Experiment for yourself and notice the result:
  • Walk stairs instead of taking elevators
  • Stand up throughout a meeting (and don't harshly judge those that do)
  • Walk around the block or campus for your 1:1's
  • Run sprints or jump rope before an innovation or problem-solving session
  • Breath more deeply and fully
  • Stop and stretch every 90 minutes
  • Sit up straight and ergonomically correct
  • Meditate

Read Washington Post and HBR article for more. Thanks to Megan for the resource!

Friday, March 13, 2015

Be Kind in Thought

Water crystals change from beautiful to distorted based on what is communicated with thoughts and words according to the work of Masaru Emoto. So what does our limiting self talk do to us and what could shift with a little appreciation?

"Be kind to yourself, and your mind will become kind as well. That's how it works." Adyashanti


Thursday, February 12, 2015

From Dysfunction to Cohesiveness

If you want to cultivate team excellence, where do you start?

Patrick Lencioni has recently renamed the 5 Dysfunctions of a Team to the 5 Behaviors of a Cohesive Team.
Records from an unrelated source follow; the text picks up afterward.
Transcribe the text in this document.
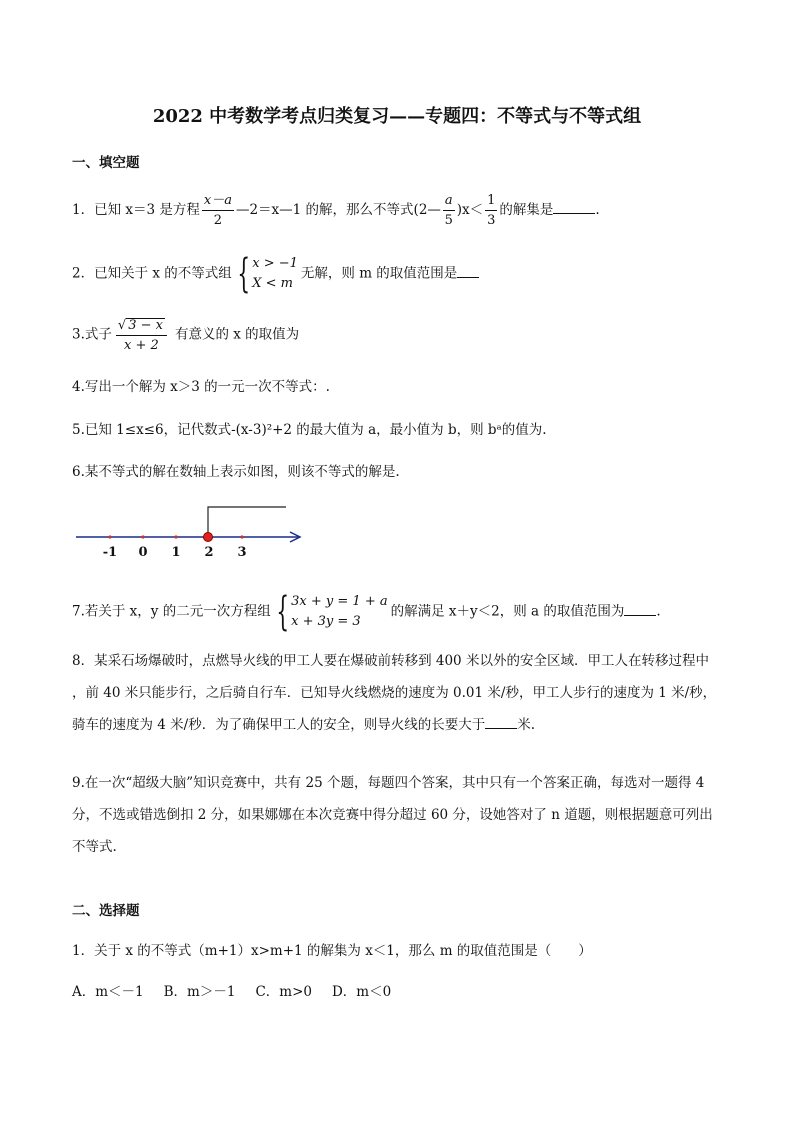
2022 中考数学考点归类复习——专题四：不等式与不等式组
一、填空题
1．已知 x＝3 是方程 $\frac{x-a}{2}$ —2＝x—1 的解，那么不等式(2— $\frac{a}{5} )x< \frac{1}{3}$ 的解集是	.
2．已知关于 x 的不等式组 { x > −1
X < m
无解，则 m 的取值范围是
3.式子 $\frac{√ 3 - x}{x + 2}$ 有意义的 x 的取值为
4.写出一个解为 x＞3 的一元一次不等式：.
5.已知 1≤x≤6，记代数式-(x-3)²+2 的最大值为 a，最小值为 b，则 bᵃ的值为.
6.某不等式的解在数轴上表示如图，则该不等式的解是.
-1 0 1 2 3
7.若关于 x，y 的二元一次方程组 { 3x + y = 1 + a
x + 3y = 3
的解满足 x＋y＜2，则 a 的取值范围为 .
8．某采石场爆破时，点燃导火线的甲工人要在爆破前转移到 400 米以外的安全区域．甲工人在转移过程中
，前 40 米只能步行，之后骑自行车．已知导火线燃烧的速度为 0.01 米/秒，甲工人步行的速度为 1 米/秒，
骑车的速度为 4 米/秒．为了确保甲工人的安全，则导火线的长要大于 米.
9.在一次“超级大脑”知识竞赛中，共有 25 个题，每题四个答案，其中只有一个答案正确，每选对一题得 4
分，不选或错选倒扣 2 分，如果娜娜在本次竞赛中得分超过 60 分，设她答对了 n 道题，则根据题意可列出
不等式.
二、选择题
1．关于 x 的不等式（m+1）x>m+1 的解集为 x＜1，那么 m 的取值范围是（　　）
A．m＜－1 B．m＞－1 C．m>0 D．m＜0
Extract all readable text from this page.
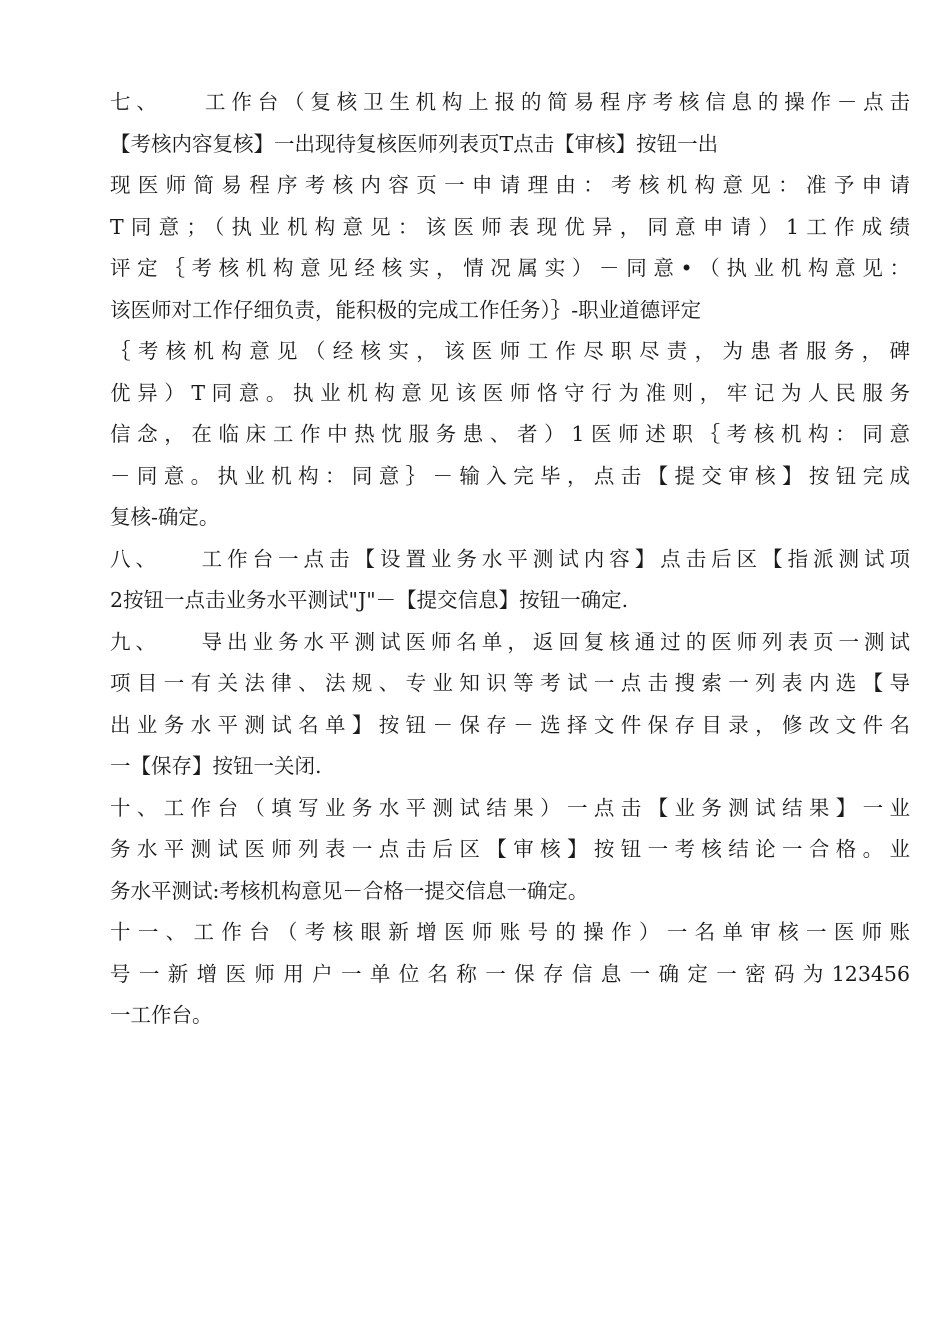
七、　　工作台（复核卫生机构上报的简易程序考核信息的操作－点击
【考核内容复核】一出现待复核医师列表页T点击【审核】按钮一出
现医师简易程序考核内容页一申请理由：考核机构意见：准予申请
T同意；（执业机构意见：该医师表现优异，同意申请）1工作成绩
评定｛考核机构意见经核实，情况属实）－同意•（执业机构意见：
该医师对工作仔细负责，能积极的完成工作任务）｝-职业道德评定
｛考核机构意见（经核实，该医师工作尽职尽责，为患者服务，碑
优异）T同意。执业机构意见该医师恪守行为准则，牢记为人民服务
信念，在临床工作中热忱服务患、者）1医师述职｛考核机构：同意
－同意。执业机构：同意｝－输入完毕，点击【提交审核】按钮完成
复核-确定。
八、　　工作台一点击【设置业务水平测试内容】点击后区【指派测试项
2按钮一点击业务水平测试"J"－【提交信息】按钮一确定.
九、　　导出业务水平测试医师名单，返回复核通过的医师列表页一测试
项目一有关法律、法规、专业知识等考试一点击搜索一列表内选【导
出业务水平测试名单】按钮－保存－选择文件保存目录，修改文件名
一【保存】按钮一关闭.
十、工作台（填写业务水平测试结果）一点击【业务测试结果】一业
务水平测试医师列表一点击后区【审核】按钮一考核结论一合格。业
务水平测试:考核机构意见－合格一提交信息一确定。
十一、工作台（考核眼新增医师账号的操作）一名单审核一医师账
号一新增医师用户一单位名称一保存信息一确定一密码为123456
一工作台。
It is more than semantics because teams that operate as a unified, synergistic whole do outperform those that don't. And what we put our attention on grows!

Begin by considering 5 fundamental areas of influence. Does your team:
  • Trust in a transparent, honest and vulnerable manner?
  • Engage in unfiltered dialogue around ideas and different perspectives? 
  • Commit to and align fully with decisions (even when they disagree)?
  • Hold each other accountable to team agreements?
  • Deliver quality results on time and in budget with enthusiasm?
We've found that high levels of trust, conflict competence, commitment, accountability and results-orientation do in fact contribute to team excellence if we focus on what we do want (cohesion) instead of what we don't (dysfunction).